How can I find nicely behaving functions which are easy to compute and which fit well to the upper limits of the (2-logarithm) of the nCr function?
What I am interested in in practice is to be able to model "how many binary digits (bits) will a digital representation of nCr(a,b)" have? A guess of 1 or 2 too many bits are acceptable, but a guess of 1 or 2 too few bits are not. So the problem is a bit un-symmetric. Errors in one direction are catastrophically problematic (unable to represent the number) but errors in the other direction "only" cause an unnecessary extra percentage of bits stored.
Actually calculating factorials will not be considered easy enough. On the other hand, the simplest of approximations like $nCr(a,b) \leq 2^a$ will be considered too sloppy.

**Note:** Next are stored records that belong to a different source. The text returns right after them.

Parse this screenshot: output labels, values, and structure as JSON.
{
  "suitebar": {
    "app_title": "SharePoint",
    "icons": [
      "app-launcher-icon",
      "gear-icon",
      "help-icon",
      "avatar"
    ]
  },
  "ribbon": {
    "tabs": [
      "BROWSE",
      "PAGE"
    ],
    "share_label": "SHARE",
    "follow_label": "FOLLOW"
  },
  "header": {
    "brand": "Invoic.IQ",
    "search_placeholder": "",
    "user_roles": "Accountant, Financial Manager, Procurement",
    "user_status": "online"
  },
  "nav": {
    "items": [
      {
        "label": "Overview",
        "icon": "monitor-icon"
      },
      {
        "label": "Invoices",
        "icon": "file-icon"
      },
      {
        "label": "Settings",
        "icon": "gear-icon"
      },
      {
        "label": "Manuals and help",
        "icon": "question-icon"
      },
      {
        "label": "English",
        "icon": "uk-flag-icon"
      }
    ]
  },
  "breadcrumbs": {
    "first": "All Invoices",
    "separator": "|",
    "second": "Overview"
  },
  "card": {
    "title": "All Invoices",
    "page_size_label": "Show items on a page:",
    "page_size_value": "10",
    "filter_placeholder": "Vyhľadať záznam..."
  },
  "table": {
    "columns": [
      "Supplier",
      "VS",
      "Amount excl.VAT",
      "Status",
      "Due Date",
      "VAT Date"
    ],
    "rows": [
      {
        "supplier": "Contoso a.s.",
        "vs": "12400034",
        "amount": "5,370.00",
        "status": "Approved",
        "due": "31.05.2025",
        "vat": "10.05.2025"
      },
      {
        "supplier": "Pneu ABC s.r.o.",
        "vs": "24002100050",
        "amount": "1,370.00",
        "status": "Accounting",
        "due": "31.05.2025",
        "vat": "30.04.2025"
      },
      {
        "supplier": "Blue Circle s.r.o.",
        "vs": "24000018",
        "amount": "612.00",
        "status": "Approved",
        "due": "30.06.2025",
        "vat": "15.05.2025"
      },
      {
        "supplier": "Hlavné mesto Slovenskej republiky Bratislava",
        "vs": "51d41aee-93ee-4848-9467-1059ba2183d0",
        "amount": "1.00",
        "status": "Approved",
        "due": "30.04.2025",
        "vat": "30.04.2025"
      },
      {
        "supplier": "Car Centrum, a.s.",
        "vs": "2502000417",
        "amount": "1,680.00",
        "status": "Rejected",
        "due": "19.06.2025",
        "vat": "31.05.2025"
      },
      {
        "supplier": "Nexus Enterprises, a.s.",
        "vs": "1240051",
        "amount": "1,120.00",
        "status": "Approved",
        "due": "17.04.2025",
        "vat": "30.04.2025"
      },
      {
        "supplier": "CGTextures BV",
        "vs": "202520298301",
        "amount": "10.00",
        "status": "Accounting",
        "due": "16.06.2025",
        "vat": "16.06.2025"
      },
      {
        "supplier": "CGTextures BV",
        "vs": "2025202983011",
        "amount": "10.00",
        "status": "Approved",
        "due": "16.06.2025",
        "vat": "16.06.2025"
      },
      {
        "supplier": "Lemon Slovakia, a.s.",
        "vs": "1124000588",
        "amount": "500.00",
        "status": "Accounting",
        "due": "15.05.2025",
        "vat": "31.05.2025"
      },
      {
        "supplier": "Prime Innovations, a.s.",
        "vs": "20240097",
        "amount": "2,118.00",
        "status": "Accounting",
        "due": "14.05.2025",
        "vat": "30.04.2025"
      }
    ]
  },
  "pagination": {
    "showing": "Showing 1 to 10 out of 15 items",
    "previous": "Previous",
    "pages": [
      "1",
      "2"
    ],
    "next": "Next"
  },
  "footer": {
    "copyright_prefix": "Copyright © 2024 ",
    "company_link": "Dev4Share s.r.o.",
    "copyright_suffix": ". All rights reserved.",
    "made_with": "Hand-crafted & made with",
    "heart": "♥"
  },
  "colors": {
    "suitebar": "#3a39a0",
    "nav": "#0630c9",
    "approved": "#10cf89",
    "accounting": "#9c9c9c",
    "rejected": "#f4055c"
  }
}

Own work what I have tried on my own is to calculate the number of bits of all numbers, then fit low order polynomials to the bit count, then rounded the estimation to closest integer. In the case of too few bits I have updated the constant term by as much as to give a 0.01 margin that every number gets rounded right.
If I do this, I will for
- 2:nd degree polynomial get 2.82 % unnecessary bits.
- 3:rd degree polynomial get 1.96% unnecessary bits.
- 4:th degree polynomial get 1.423% unnecessary bits.
- 5:th degree polynomial get 1.1356%
- 6:th degree polynomial get 0.9258%
- 7:th degree polynomial get 0.7823%
For higher order polynomials it seems I get numerical issues. Perhaps I need to apply regularization or come up with a smarter way than just adjusting the constant term when too few bits are predicted.
Here is a visualization of what I am trying to do. Y axis is the number $a$ as a binary number. Yellow means set bit (digit 1), blue means unset bit (digit 0). The red curve is the model. It is fit with regression using a polynomial model against the uppermost yellow a for every b. It should roughly be the same as a polynomial fit against 2-logarithm of $nCr(a,b)$.
The goal is to as closely as possible capture how many bits are required for each value of nCr.
Edit the lower portions of zeroes in the graph seem to be a numerical error due to me using floating point arithmetics and poor choice of calculations.
Update
For practical reasons I have for now settled for using the rather crude estimation $nCr(a,b) \leq 2^a$ capped to octets, i.e. $8\cdot \lceil a/8 \rceil$ bits assigned to every such number. It still helps shrink the required memory quite a bit.
Storing $0\leq a \leq 2048$ took over 1GB using a naiive table not utilizing triangular structure and symmetry - simply storing 2048 bits for every single number. With some smarter book-keeping I got it down to ~260 MB and with the mentioned octet-capping down to ~180 MB. It is sure that more memory can be saved by using for example LeonBloys estimate. But the computational costs in keeping track where all the bits are and to compress and extract them using bit-manipulation will probably affect performance too much. At least for my current applications.